Significantly, President Biden has changed his mind, too. He supported passage of the EQUAL Act to end the crack and powder cocaine disparity and even called the disparity “a profound mistake.” 

The ACLU applauded the president for embracing clemency, redemption and making amends for past wrongs when he took the bold step of providing pardons to those with federal marijuana possession convictions. “Too many lives have been upended because of our failed approach to marijuana. It’s time that we right these wrongs,” said the president in a statement announcing his clemency action. The same is true of our failed approach to crack.

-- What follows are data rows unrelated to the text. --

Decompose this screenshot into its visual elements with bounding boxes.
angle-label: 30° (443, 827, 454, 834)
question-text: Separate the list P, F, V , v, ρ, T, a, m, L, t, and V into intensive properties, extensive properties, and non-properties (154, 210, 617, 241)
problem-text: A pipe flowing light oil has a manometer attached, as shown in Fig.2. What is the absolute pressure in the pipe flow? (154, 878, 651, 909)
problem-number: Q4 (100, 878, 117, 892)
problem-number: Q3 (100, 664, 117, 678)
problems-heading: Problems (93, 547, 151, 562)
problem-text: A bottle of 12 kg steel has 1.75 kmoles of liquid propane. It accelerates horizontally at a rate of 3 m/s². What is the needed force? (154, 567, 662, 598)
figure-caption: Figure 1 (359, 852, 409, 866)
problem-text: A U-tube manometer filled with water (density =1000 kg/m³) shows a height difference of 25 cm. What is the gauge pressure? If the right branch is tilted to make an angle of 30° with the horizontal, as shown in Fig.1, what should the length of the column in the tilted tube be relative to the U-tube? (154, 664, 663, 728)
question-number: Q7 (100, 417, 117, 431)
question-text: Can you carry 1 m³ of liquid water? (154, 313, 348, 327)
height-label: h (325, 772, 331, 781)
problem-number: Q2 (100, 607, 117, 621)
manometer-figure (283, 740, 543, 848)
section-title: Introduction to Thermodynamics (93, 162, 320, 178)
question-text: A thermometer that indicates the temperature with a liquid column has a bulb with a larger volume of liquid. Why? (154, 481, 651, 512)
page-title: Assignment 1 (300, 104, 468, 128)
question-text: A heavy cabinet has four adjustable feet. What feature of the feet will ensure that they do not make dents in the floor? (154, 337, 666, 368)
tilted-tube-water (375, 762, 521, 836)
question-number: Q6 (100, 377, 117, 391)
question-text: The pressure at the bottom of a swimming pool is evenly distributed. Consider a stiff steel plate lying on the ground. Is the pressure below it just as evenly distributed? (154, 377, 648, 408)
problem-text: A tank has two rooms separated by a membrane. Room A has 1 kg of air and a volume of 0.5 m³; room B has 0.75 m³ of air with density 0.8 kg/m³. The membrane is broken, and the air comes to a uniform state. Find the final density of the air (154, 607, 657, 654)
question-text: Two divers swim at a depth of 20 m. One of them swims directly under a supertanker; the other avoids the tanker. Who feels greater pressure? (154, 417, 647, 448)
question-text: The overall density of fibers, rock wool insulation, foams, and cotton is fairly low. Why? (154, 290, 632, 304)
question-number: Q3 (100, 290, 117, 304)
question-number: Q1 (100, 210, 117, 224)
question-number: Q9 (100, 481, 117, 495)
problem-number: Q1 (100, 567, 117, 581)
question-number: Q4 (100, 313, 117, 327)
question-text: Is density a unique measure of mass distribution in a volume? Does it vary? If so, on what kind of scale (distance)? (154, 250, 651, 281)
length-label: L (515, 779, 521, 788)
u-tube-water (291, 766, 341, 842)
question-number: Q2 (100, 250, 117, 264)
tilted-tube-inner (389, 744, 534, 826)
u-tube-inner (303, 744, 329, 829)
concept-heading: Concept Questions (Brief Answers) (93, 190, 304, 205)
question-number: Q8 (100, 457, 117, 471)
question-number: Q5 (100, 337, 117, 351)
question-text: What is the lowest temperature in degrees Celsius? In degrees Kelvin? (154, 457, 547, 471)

The ACLU is calling on President Biden to use his clemency power to commute the sentences of thousands of people still in federal prison because of the crack sentencing disparity. We can’t wait another two decades or even another year to end this injustice. The president can do it now with the stroke of his pen.

President Biden can continue the healing work he began with the marijuana pardons by taking this additional step for those with federal crack convictions.

President Biden has the power to begin to right the wrongs the failed War on Drugs has caused to thousands of people, our families, our communities and move our nation forward on a path grounded in justice, equity and redemption. 

Through clemency, President Biden has the power to correct this profound mistake and redeem himself. We all deserve second chances, including the president.

Cynthia W. Roseberry is Acting Director of ACLU’s Justice Division.